Women trapped in loveless relationships pretended nothing amiss despite complaints of husbands routinely, "smoked out he went to bed, and in half a minute (he) was fast asleep"(Chap. III p.1). Every fiber of the body is in rage over neglect yet most women would rather cry themselves to sleep rather than verbally complain. Young Lucy felt the same oppressive binds in her social and emotional state. She felt compelled to enter into a loveless marriage to please the whims of a doting mother and a highly judgmental society that critically appraised women as domestic possessions. Spiritually, young Lucy felt an inter-connective bind with a sovereign power as a member of a Christian church. Usually for religious individuals, religion further supports ones moral convictions that could sometimes withstand despite severe treatment from outside forces.

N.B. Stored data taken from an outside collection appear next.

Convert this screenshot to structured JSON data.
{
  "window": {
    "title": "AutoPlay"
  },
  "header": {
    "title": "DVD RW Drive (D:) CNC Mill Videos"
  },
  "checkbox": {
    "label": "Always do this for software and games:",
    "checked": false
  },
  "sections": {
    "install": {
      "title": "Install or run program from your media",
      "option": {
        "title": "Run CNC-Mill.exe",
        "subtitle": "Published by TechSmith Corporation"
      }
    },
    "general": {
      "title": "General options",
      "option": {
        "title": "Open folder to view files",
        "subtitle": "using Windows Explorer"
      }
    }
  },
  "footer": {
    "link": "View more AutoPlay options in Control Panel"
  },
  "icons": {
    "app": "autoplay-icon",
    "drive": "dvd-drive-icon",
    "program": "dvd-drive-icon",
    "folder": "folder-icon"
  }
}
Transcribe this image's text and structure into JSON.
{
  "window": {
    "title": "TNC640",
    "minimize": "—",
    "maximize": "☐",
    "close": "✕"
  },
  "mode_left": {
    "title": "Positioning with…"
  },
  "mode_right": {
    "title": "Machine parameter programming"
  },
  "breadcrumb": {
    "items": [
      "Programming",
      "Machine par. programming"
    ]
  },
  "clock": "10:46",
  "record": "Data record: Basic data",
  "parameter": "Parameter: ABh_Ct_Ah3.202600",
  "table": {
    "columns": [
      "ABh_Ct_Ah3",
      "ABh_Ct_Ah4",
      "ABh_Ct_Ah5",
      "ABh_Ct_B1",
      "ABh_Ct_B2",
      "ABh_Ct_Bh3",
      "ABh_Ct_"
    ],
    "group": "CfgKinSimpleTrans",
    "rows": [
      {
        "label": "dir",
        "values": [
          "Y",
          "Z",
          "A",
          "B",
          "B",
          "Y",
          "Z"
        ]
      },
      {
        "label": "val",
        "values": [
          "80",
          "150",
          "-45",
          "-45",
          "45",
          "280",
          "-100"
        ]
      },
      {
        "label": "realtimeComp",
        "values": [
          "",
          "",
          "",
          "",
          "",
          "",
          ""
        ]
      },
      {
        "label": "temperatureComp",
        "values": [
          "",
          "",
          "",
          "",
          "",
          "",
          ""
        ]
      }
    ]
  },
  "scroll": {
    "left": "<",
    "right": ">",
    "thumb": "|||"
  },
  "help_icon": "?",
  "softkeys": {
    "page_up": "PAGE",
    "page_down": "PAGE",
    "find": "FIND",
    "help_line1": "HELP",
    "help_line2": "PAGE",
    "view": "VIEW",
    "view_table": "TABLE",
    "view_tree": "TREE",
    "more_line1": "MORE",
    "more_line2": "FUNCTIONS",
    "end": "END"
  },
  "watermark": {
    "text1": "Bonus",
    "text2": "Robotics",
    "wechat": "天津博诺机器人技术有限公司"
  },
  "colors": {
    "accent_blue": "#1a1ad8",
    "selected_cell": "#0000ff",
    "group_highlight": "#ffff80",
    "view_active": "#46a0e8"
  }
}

Edna on the other hand whose focus was on her emotional turmoil and sexual inadequacy devoid of any spiritual power to hold on to as a moral pillar to lean on, was unable to tackle her own problems. Men at the same time experienced emotional and sexual inadequacies plagued with repressing their own feelings through a variety of reasons such as inexperience in the part of George Emerson when he has known so few women that could also be related to male androgyny. It is heavily noted that the acceptance of the "third sex" was unheard of during that time. Men were expected to encompass a strong ultra-male image and Mr. Pontellier complained that "he had his hands full with his brokerage business that he could not be in two places at once" (Chap III p 1).
Love and sexuality is the driving force in relationships. "You can transmute love, ignore it, muddle it but you can never pull it out of you"(chap.19,p.208). No matter how man tries to suppress the feeling, the basic urge that all humans feel is akin to what Edna related that "It was a flaming torch that kindled desire"(chap.27p.2). Ironically, repression of man's basic desires leaves no room for growth to hurdle with other stimulus that may be encountered in life. Sexual gratification is substantial to the normal functioning of man. Repression of man's basic urge particularly upon social and moral dictation leads to a confused mental state. The conflict with ones own inner desire and society's contempt for actions at polarized ends causes an internal turmoil.